L’emergenza sanitaria e la paura del contagio hanno frenato la crescita degli ultimi anni svuotando gli alberghi. Casa Poli: «Non ci arrendiamo»

MANTOVA. Settembre è, da tradizione, un mese fortunato per la città. Anche quest'anno, dopo mesi di dubbi legati alle norme di sicurezza, molte manifestazioni si svolgeranno, anche se in modalità differenti. Meno eventi in presenza, minore durata. Questo porterà inevitabilmente a non replicare i grandi numeri del passato. «A gennaio avevamo tutto prenotato per i giorni di Festivaletteratura - spiega Silvia Poli di Casa Poli - Al 31 luglio, termine ultimo delle disdette, abbiamo registrato un 30% di cancellazioni. Questo perché in quella settimana ospitiamo per la quasi totalità gli uffici stampa delle case editrici. Con la nuova formula e i molti eventi non in presenza, alcuni hanno disdetto perché non avranno autori presenti».



Dopo anni c'è il rischio di non assistere ad un pienone nelle strutture ricettive nei giorni del Festival.
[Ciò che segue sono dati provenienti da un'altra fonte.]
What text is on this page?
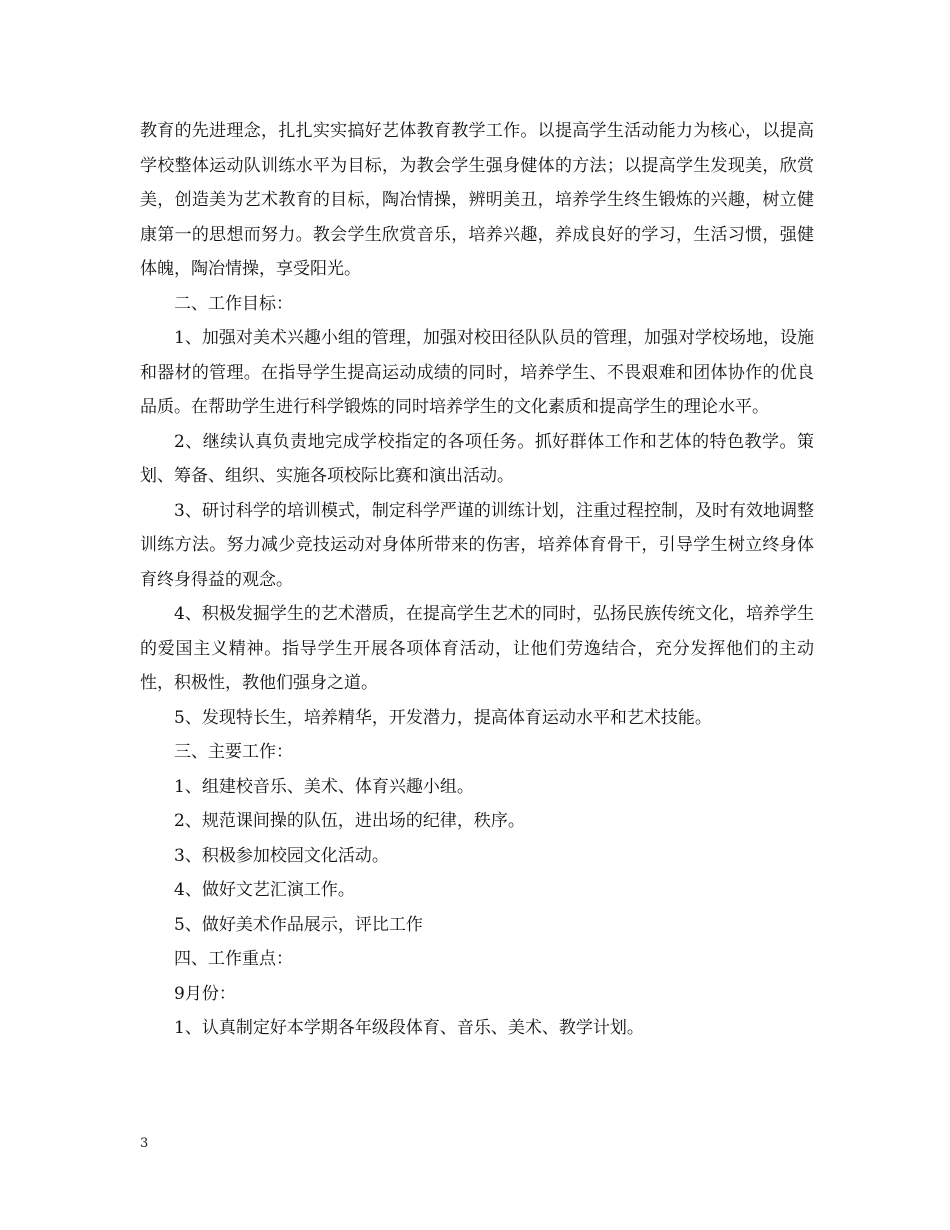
教育的先进理念，扎扎实实搞好艺体教育教学工作。以提高学生活动能力为核心，以提高学校整体运动队训练水平为目标，为教会学生强身健体的方法；以提高学生发现美，欣赏美，创造美为艺术教育的目标，陶冶情操，辨明美丑，培养学生终生锻炼的兴趣，树立健康第一的思想而努力。教会学生欣赏音乐，培养兴趣，养成良好的学习，生活习惯，强健体魄，陶冶情操，享受阳光。

二、工作目标：

1、加强对美术兴趣小组的管理，加强对校田径队队员的管理，加强对学校场地，设施和器材的管理。在指导学生提高运动成绩的同时，培养学生、不畏艰难和团体协作的优良品质。在帮助学生进行科学锻炼的同时培养学生的文化素质和提高学生的理论水平。

2、继续认真负责地完成学校指定的各项任务。抓好群体工作和艺体的特色教学。策划、筹备、组织、实施各项校际比赛和演出活动。

3、研讨科学的培训模式，制定科学严谨的训练计划，注重过程控制，及时有效地调整训练方法。努力减少竞技运动对身体所带来的伤害，培养体育骨干，引导学生树立终身体育终身得益的观念。

4、积极发掘学生的艺术潜质，在提高学生艺术的同时，弘扬民族传统文化，培养学生的爱国主义精神。指导学生开展各项体育活动，让他们劳逸结合，充分发挥他们的主动性，积极性，教他们强身之道。

5、发现特长生，培养精华，开发潜力，提高体育运动水平和艺术技能。

三、主要工作：

1、组建校音乐、美术、体育兴趣小组。

2、规范课间操的队伍，进出场的纪律，秩序。

3、积极参加校园文化活动。

4、做好文艺汇演工作。

5、做好美术作品展示，评比工作

四、工作重点：

9月份：

1、认真制定好本学期各年级段体育、音乐、美术、教学计划。

3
L'emergenza Covid ha bloccato un percorso positivo che si stava rafforzando anno dopo anno. «Il nostro trend era in continua crescita dal 2016, anno di Mantova Capitale - prosegue Poli -. La svolta è stato il 20 febbraio, giorno della scoperta del paziente di Codogno. Lì sono partite le cancellazioni. Noi avevamo l'hotel pieno, in pochi giorni si è svuotato. Avevamo una troupe impegnata nelle riprese per il film su Leonardo, gruppi di turisti stranieri. Uno stop peggiore dell'ultima grande crisi, quella del terremoto del 2012». Impossibile posticipare la riapertura. «Siamo a casa da cinque mesi e mezzo. Dobbiamo organizzare il lavoro e per aprire a pieno regime servono tempo e programmazione. Il problema è che le città d'arte boccheggiano, mancano i turisti. Anche perché in molti casi il turista che sceglie le città ha un'età media elevata, anche 70-80 anni, e in queste settimane evita di spostarsi. L'occupazione delle strutture è buona solo al mare e in montagna». Aprendo la struttura, però, è possibile intercettare parte dei vacanzieri.

«Ad agosto lavoriamo con le famiglie e le coppie del Centro Italia che scelgono le Dolomiti. Molti, per evitare un viaggio unico di 700 chilometri, spezzano il trasferimento fermandosi una notte da noi e intanto visitano la città. Un numero di solito importante. Quest'anno abbiamo avuto già qualche telefonata e qualche prenotazione per le prossime settimane». Per invogliarli verranno riviste anche le tariffe. «Inevitabile. Quando la richiesta è minore è fisiologico un abbassamento dei prezzi. Un modo per allettare e intercettare il turista». Per comprendere al meglio le prospettive future serviranno mesi. La voglia, però, è quella di non mollare. «Alcune aziende che hanno lavoratori impegnati nelle trasferte ci hanno contattato. I clienti affezionati ci scrivono, ci danno coraggio. Speriamo torni la fiducia e la voglia di viaggiare. Sempre ricordando le difficoltà delle famiglie, per le quali la vacanza può non essere una priorità in tempi difficili. Noi amiamo questo lavoro e vogliamo continuare a farlo».